Tarihî eser kaçakçılarının önüne geçmekte zorlanan Vakıflar Genel Müdürlüğü, eserleri daha iyi koruyabilmek için 8 ilde Vakıf Eserleri Müzesi kuruyor.
Halen Vakıflar’a ait, 3 adet kütüphane ile 4 adet müze bulunuyor. Bunlara ek olarak Ankara, İstanbul, Kayseri, Tokat, Konya, Bursa, Kastamonu ve Edirne illerinde birer Vakıf Eserleri Müzesi’nin kuruluş çalışmaları başladı. Yapım çalışmaları son aşamaya ulaşan Ankara ve Tokat müzeleri, birkaç ay içerisinde hizmete açılabilecek.

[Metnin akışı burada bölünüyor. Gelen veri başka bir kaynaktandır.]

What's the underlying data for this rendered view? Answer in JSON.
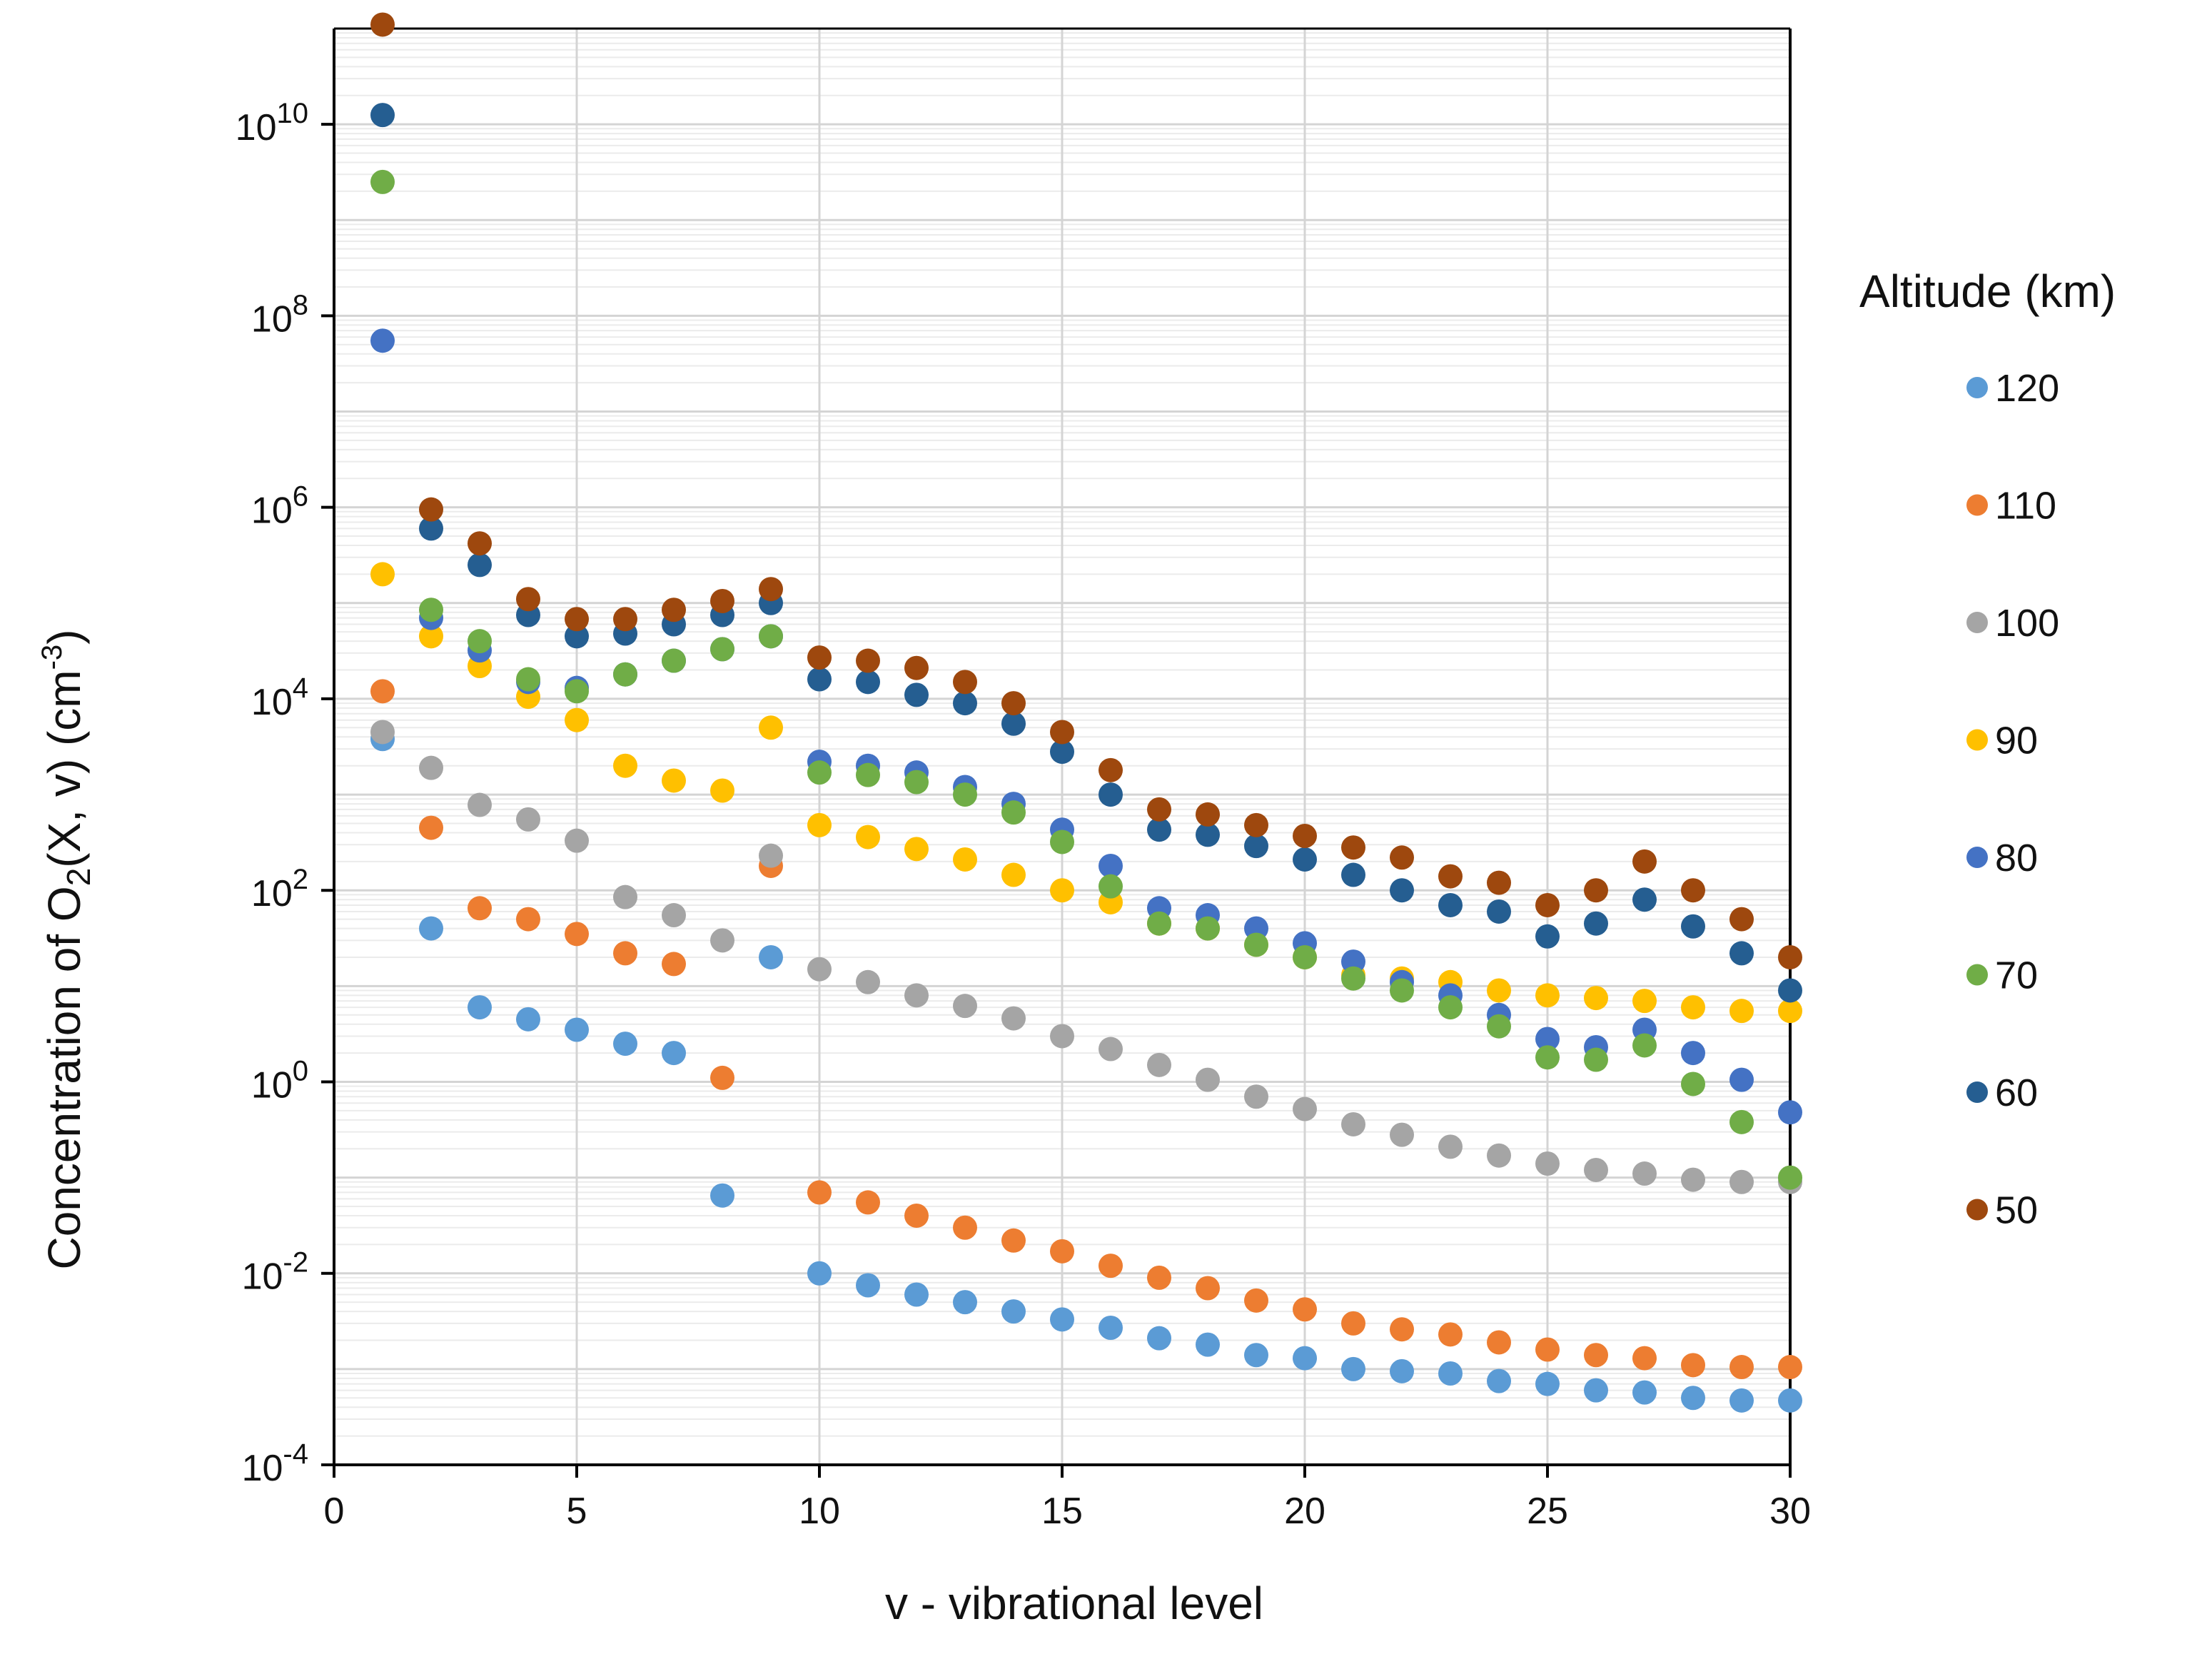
{
  "chart_data": {
    "type": "scatter",
    "title": "",
    "xlabel": "v - vibrational level",
    "ylabel": {
      "parts": [
        "Concentration of O",
        "2",
        "(X, v) (cm",
        "-3",
        ")"
      ]
    },
    "xlim": [
      0,
      30
    ],
    "xticks": [
      0,
      5,
      10,
      15,
      20,
      25,
      30
    ],
    "ylim_log10": [
      -4,
      11
    ],
    "yscale": "log",
    "yticks": [
      {
        "base": "10",
        "exp": "-4",
        "log": -4
      },
      {
        "base": "10",
        "exp": "-2",
        "log": -2
      },
      {
        "base": "10",
        "exp": "0",
        "log": 0
      },
      {
        "base": "10",
        "exp": "2",
        "log": 2
      },
      {
        "base": "10",
        "exp": "4",
        "log": 4
      },
      {
        "base": "10",
        "exp": "6",
        "log": 6
      },
      {
        "base": "10",
        "exp": "8",
        "log": 8
      },
      {
        "base": "10",
        "exp": "10",
        "log": 10
      }
    ],
    "grid": true,
    "legend_title": "Altitude (km)",
    "legend_position": "right",
    "series": [
      {
        "name": "120",
        "color": "#5B9BD5",
        "points": [
          [
            1,
            3800.0
          ],
          [
            2,
            40
          ],
          [
            3,
            6
          ],
          [
            4,
            4.5
          ],
          [
            5,
            3.5
          ],
          [
            6,
            2.5
          ],
          [
            7,
            2
          ],
          [
            8,
            0.065
          ],
          [
            9,
            20
          ],
          [
            10,
            0.01
          ],
          [
            11,
            0.0075
          ],
          [
            12,
            0.006
          ],
          [
            13,
            0.005
          ],
          [
            14,
            0.004
          ],
          [
            15,
            0.0033
          ],
          [
            16,
            0.0027
          ],
          [
            17,
            0.0021
          ],
          [
            18,
            0.0018
          ],
          [
            19,
            0.0014
          ],
          [
            20,
            0.0013
          ],
          [
            21,
            0.001
          ],
          [
            22,
            0.00095
          ],
          [
            23,
            0.0009
          ],
          [
            24,
            0.00075
          ],
          [
            25,
            0.0007
          ],
          [
            26,
            0.0006
          ],
          [
            27,
            0.00057
          ],
          [
            28,
            0.0005
          ],
          [
            29,
            0.00047
          ],
          [
            30,
            0.00047
          ]
        ]
      },
      {
        "name": "110",
        "color": "#ED7D31",
        "points": [
          [
            1,
            12000.0
          ],
          [
            2,
            450
          ],
          [
            3,
            65
          ],
          [
            4,
            50
          ],
          [
            5,
            35
          ],
          [
            6,
            22
          ],
          [
            7,
            17
          ],
          [
            8,
            1.1
          ],
          [
            9,
            180
          ],
          [
            10,
            0.07
          ],
          [
            11,
            0.055
          ],
          [
            12,
            0.04
          ],
          [
            13,
            0.03
          ],
          [
            14,
            0.022
          ],
          [
            15,
            0.017
          ],
          [
            16,
            0.012
          ],
          [
            17,
            0.009
          ],
          [
            18,
            0.007
          ],
          [
            19,
            0.0052
          ],
          [
            20,
            0.0042
          ],
          [
            21,
            0.003
          ],
          [
            22,
            0.0026
          ],
          [
            23,
            0.0023
          ],
          [
            24,
            0.0019
          ],
          [
            25,
            0.0016
          ],
          [
            26,
            0.0014
          ],
          [
            27,
            0.0013
          ],
          [
            28,
            0.0011
          ],
          [
            29,
            0.00105
          ],
          [
            30,
            0.00105
          ]
        ]
      },
      {
        "name": "100",
        "color": "#A5A5A5",
        "points": [
          [
            1,
            4500.0
          ],
          [
            2,
            1900.0
          ],
          [
            3,
            780
          ],
          [
            4,
            550
          ],
          [
            5,
            330
          ],
          [
            6,
            85
          ],
          [
            7,
            55
          ],
          [
            8,
            30
          ],
          [
            9,
            230
          ],
          [
            10,
            15
          ],
          [
            11,
            11
          ],
          [
            12,
            8
          ],
          [
            13,
            6.2
          ],
          [
            14,
            4.6
          ],
          [
            15,
            3
          ],
          [
            16,
            2.2
          ],
          [
            17,
            1.5
          ],
          [
            18,
            1.05
          ],
          [
            19,
            0.7
          ],
          [
            20,
            0.52
          ],
          [
            21,
            0.36
          ],
          [
            22,
            0.28
          ],
          [
            23,
            0.21
          ],
          [
            24,
            0.17
          ],
          [
            25,
            0.14
          ],
          [
            26,
            0.12
          ],
          [
            27,
            0.11
          ],
          [
            28,
            0.095
          ],
          [
            29,
            0.09
          ],
          [
            30,
            0.09
          ]
        ]
      },
      {
        "name": "90",
        "color": "#FFC000",
        "points": [
          [
            1,
            200000.0
          ],
          [
            2,
            45000.0
          ],
          [
            3,
            22000.0
          ],
          [
            4,
            10500.0
          ],
          [
            5,
            6000.0
          ],
          [
            6,
            2000.0
          ],
          [
            7,
            1400.0
          ],
          [
            8,
            1100.0
          ],
          [
            9,
            5000.0
          ],
          [
            10,
            480
          ],
          [
            11,
            360
          ],
          [
            12,
            270
          ],
          [
            13,
            210
          ],
          [
            14,
            145
          ],
          [
            15,
            100
          ],
          [
            16,
            75
          ],
          [
            17,
            45
          ],
          [
            18,
            40
          ],
          [
            19,
            27
          ],
          [
            20,
            20
          ],
          [
            21,
            13
          ],
          [
            22,
            12
          ],
          [
            23,
            11
          ],
          [
            24,
            9
          ],
          [
            25,
            8
          ],
          [
            26,
            7.5
          ],
          [
            27,
            7
          ],
          [
            28,
            6
          ],
          [
            29,
            5.5
          ],
          [
            30,
            5.5
          ]
        ]
      },
      {
        "name": "80",
        "color": "#4472C4",
        "points": [
          [
            1,
            55000000.0
          ],
          [
            2,
            70000.0
          ],
          [
            3,
            32000.0
          ],
          [
            4,
            15000.0
          ],
          [
            5,
            13000.0
          ],
          [
            6,
            18000.0
          ],
          [
            7,
            25000.0
          ],
          [
            8,
            33000.0
          ],
          [
            9,
            45000.0
          ],
          [
            10,
            2200.0
          ],
          [
            11,
            2000.0
          ],
          [
            12,
            1700.0
          ],
          [
            13,
            1200.0
          ],
          [
            14,
            800
          ],
          [
            15,
            430
          ],
          [
            16,
            180
          ],
          [
            17,
            65
          ],
          [
            18,
            55
          ],
          [
            19,
            40
          ],
          [
            20,
            28
          ],
          [
            21,
            18
          ],
          [
            22,
            11
          ],
          [
            23,
            8
          ],
          [
            24,
            5
          ],
          [
            25,
            2.8
          ],
          [
            26,
            2.3
          ],
          [
            27,
            3.5
          ],
          [
            28,
            2
          ],
          [
            29,
            1.05
          ],
          [
            30,
            0.48
          ]
        ]
      },
      {
        "name": "70",
        "color": "#70AD47",
        "points": [
          [
            1,
            2500000000.0
          ],
          [
            2,
            85000.0
          ],
          [
            3,
            40000.0
          ],
          [
            4,
            16000.0
          ],
          [
            5,
            12000.0
          ],
          [
            6,
            18000.0
          ],
          [
            7,
            25000.0
          ],
          [
            8,
            33000.0
          ],
          [
            9,
            45000.0
          ],
          [
            10,
            1700.0
          ],
          [
            11,
            1600.0
          ],
          [
            12,
            1350.0
          ],
          [
            13,
            1000.0
          ],
          [
            14,
            650
          ],
          [
            15,
            320
          ],
          [
            16,
            110
          ],
          [
            17,
            45
          ],
          [
            18,
            40
          ],
          [
            19,
            27
          ],
          [
            20,
            20
          ],
          [
            21,
            12
          ],
          [
            22,
            9
          ],
          [
            23,
            6
          ],
          [
            24,
            3.8
          ],
          [
            25,
            1.8
          ],
          [
            26,
            1.7
          ],
          [
            27,
            2.4
          ],
          [
            28,
            0.95
          ],
          [
            29,
            0.38
          ],
          [
            30,
            0.1
          ]
        ]
      },
      {
        "name": "60",
        "color": "#255E91",
        "points": [
          [
            1,
            12500000000.0
          ],
          [
            2,
            600000.0
          ],
          [
            3,
            250000.0
          ],
          [
            4,
            75000.0
          ],
          [
            5,
            45000.0
          ],
          [
            6,
            48000.0
          ],
          [
            7,
            60000.0
          ],
          [
            8,
            75000.0
          ],
          [
            9,
            100000.0
          ],
          [
            10,
            16000.0
          ],
          [
            11,
            15000.0
          ],
          [
            12,
            11000.0
          ],
          [
            13,
            9000.0
          ],
          [
            14,
            5500.0
          ],
          [
            15,
            2800.0
          ],
          [
            16,
            1000.0
          ],
          [
            17,
            430
          ],
          [
            18,
            380
          ],
          [
            19,
            290
          ],
          [
            20,
            210
          ],
          [
            21,
            145
          ],
          [
            22,
            100
          ],
          [
            23,
            70
          ],
          [
            24,
            60
          ],
          [
            25,
            33
          ],
          [
            26,
            45
          ],
          [
            27,
            80
          ],
          [
            28,
            42
          ],
          [
            29,
            22
          ],
          [
            30,
            9
          ]
        ]
      },
      {
        "name": "50",
        "color": "#9E480E",
        "points": [
          [
            1,
            110000000000.0
          ],
          [
            2,
            950000.0
          ],
          [
            3,
            420000.0
          ],
          [
            4,
            110000.0
          ],
          [
            5,
            68000.0
          ],
          [
            6,
            68000.0
          ],
          [
            7,
            85000.0
          ],
          [
            8,
            105000.0
          ],
          [
            9,
            140000.0
          ],
          [
            10,
            27000.0
          ],
          [
            11,
            25000.0
          ],
          [
            12,
            21000.0
          ],
          [
            13,
            15000.0
          ],
          [
            14,
            9000.0
          ],
          [
            15,
            4500.0
          ],
          [
            16,
            1800.0
          ],
          [
            17,
            700
          ],
          [
            18,
            620
          ],
          [
            19,
            480
          ],
          [
            20,
            370
          ],
          [
            21,
            280
          ],
          [
            22,
            220
          ],
          [
            23,
            140
          ],
          [
            24,
            120
          ],
          [
            25,
            70
          ],
          [
            26,
            100
          ],
          [
            27,
            200
          ],
          [
            28,
            100
          ],
          [
            29,
            50
          ],
          [
            30,
            20
          ]
        ]
      }
    ]
  }
}
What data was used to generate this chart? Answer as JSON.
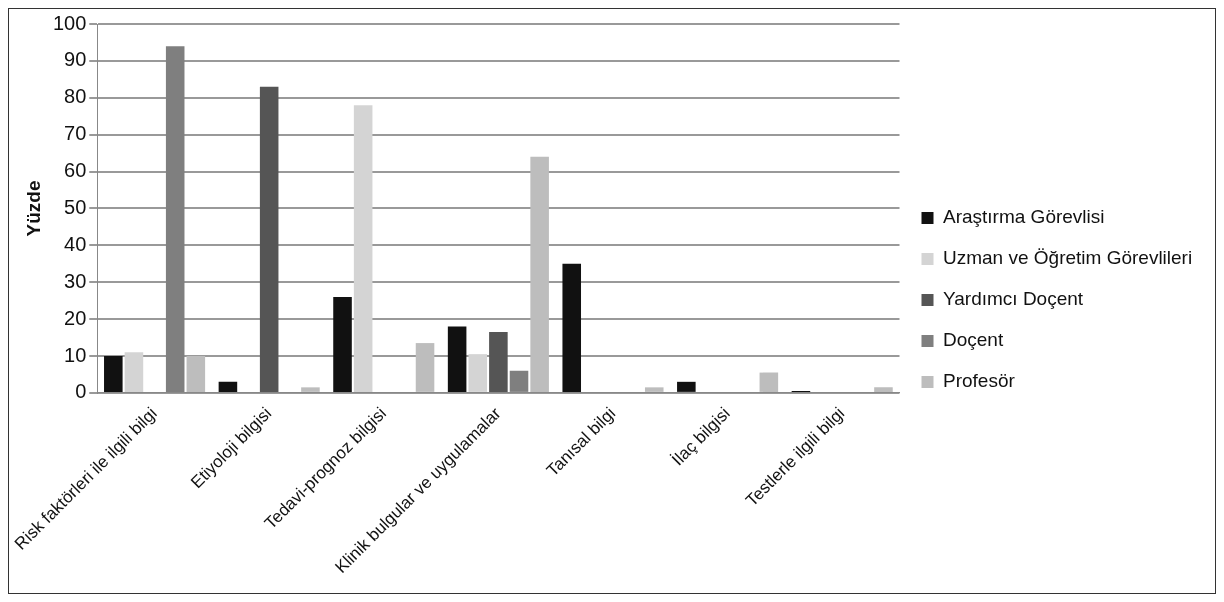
{
  "chart_data": {
    "type": "bar",
    "ylabel": "Yüzde",
    "categories": [
      "Risk faktörleri ile ilgili bilgi",
      "Etiyoloji bilgisi",
      "Tedavi-prognoz bilgisi",
      "Klinik bulgular ve uygulamalar",
      "Tanısal bilgi",
      "İlaç bilgisi",
      "Testlerle ilgili bilgi"
    ],
    "series": [
      {
        "name": "Araştırma Görevlisi",
        "color": "#111111",
        "values": [
          10,
          3,
          26,
          18,
          35,
          3,
          0.5
        ]
      },
      {
        "name": "Uzman ve Öğretim Görevlileri",
        "color": "#d4d4d4",
        "values": [
          11,
          0,
          78,
          10.5,
          0,
          0,
          0
        ]
      },
      {
        "name": "Yardımcı Doçent",
        "color": "#555555",
        "values": [
          0,
          83,
          0,
          16.5,
          0,
          0,
          0
        ]
      },
      {
        "name": "Doçent",
        "color": "#7f7f7f",
        "values": [
          94,
          0,
          0,
          6,
          0,
          0,
          0
        ]
      },
      {
        "name": "Profesör",
        "color": "#bdbdbd",
        "values": [
          10,
          1.5,
          13.5,
          64,
          1.5,
          5.5,
          1.5
        ]
      }
    ],
    "ylim": [
      0,
      100
    ],
    "yticks": [
      0,
      10,
      20,
      30,
      40,
      50,
      60,
      70,
      80,
      90,
      100
    ],
    "grid": "y",
    "legend": "right"
  }
}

Çalınan eserlerin tekrar toplanabilmesi için 13 ayrı kurumla ortak hareket ettiklerini kaydeden Vakıflar Genel Müdürü Yusuf Beyazıt, çalıntı eserlere yenilerinin eklenmemesi için de 8 ilde Vakıf Eserleri Müzesi kurma çalışmalarının sürdüğünü söyledi. Beyazıt, önümüzdeki yıllarda bu müzelerin sayısını artırarak her ilde bir tane olmasına gayret edeceklerini dile getirdi.
Son yıllarda, teberrükat eşyasının büyük ölçüde envanterlenmesi ve muhafazaya alınmasının hırsızlar üzerinde caydırıcı etki yaptığını belirten Genel Müdür Beyazıt, “Ancak kamuya açık mekânlarda bulunan çini, sütun başlığı, kitabe, levha, şamdan, alem, çeşme taşı, kapı-pencere kanatları gibi eserlerin hırsızlıkları ise devam etmektedir.” dedi.
2002 yılında Vakıflar Genel Müdürlüğü bünyesinde kurulmuş olan Kaçakçılıkla Mücadele Birimi, vakıf eserlerden kaçırılarak gerek yurtdışında gerekse yurtiçinde pazarlanan tarihî eserleri takip ediyor. Birim, 2002-2005 yılları arasında çalınan 2 bin 594 eserin 308’ini toplayarak ait oldukları mekanlara tekrar koydu. Tarihî eserler çalındıklarında fotoğraflı Türkçe ve İngilizce envanter fişleri ile Gümrük Müsteşarlığı, Denizcilik Müsteşarlığı, İnterpol, Emniyet Genel Müdürlüğü ilgili daireleri, Jandarma Genel Komutanlığı, Sahil Güvenlik Komutanlığı, Dışişleri Bakanlığı, Kültür ve Turizm Bakanlığı, il kültür ve turizm müdürlükleri ve Antik Dekor Dergisi gibi kurumlara duyuru yapıyor. Böylece eserlerin satışının ve yurtdışına çıkarılmasının önüne geçilmiş olunuyor. Yurtdışına çıkartılmış olan eserler de envanter fişleri ile Türkiye Cumhuriyeti’ne ait olduğu kanıtlanarak geri alınabiliyor. Ancak çalındığına dair belge gösterilememesi geri almayı zorlaştırıyor. Eseri elinde bulunduranlar Osmanlı Devleti zamanında hediye edildiğini, satın alındığını veya bu eserin aynısının Ortadoğu ve Balkan ülkelerinde de var olduğunu ileri sürebiliyorlar. Çalıntı eserlere ilişkin bilgiler genel müdürlüğün www.vgm.gov.tr adresinden de yayınlanıyor. Ayrıca yurtiçi ve yurtdışındaki müzayedeler takip ediliyor.
Türkiye’de cami ve mescitlerde 20 bin civarında eski eser tespiti yapılmış durumda. Bunların her biri için renkli fotoğraflı envanter fişleri düzenlendi. Müzelerde korunması ve sergilenmesi amacıyla 10 bin eser toplandı. Camide kalması gereken hat, Sakal-ı Şerif kutusu, kapı ve pencere kanadı gibi unsurların da imitasyonları yapılarak asıllarının müzelere alınması çalışmaları başlatıldı.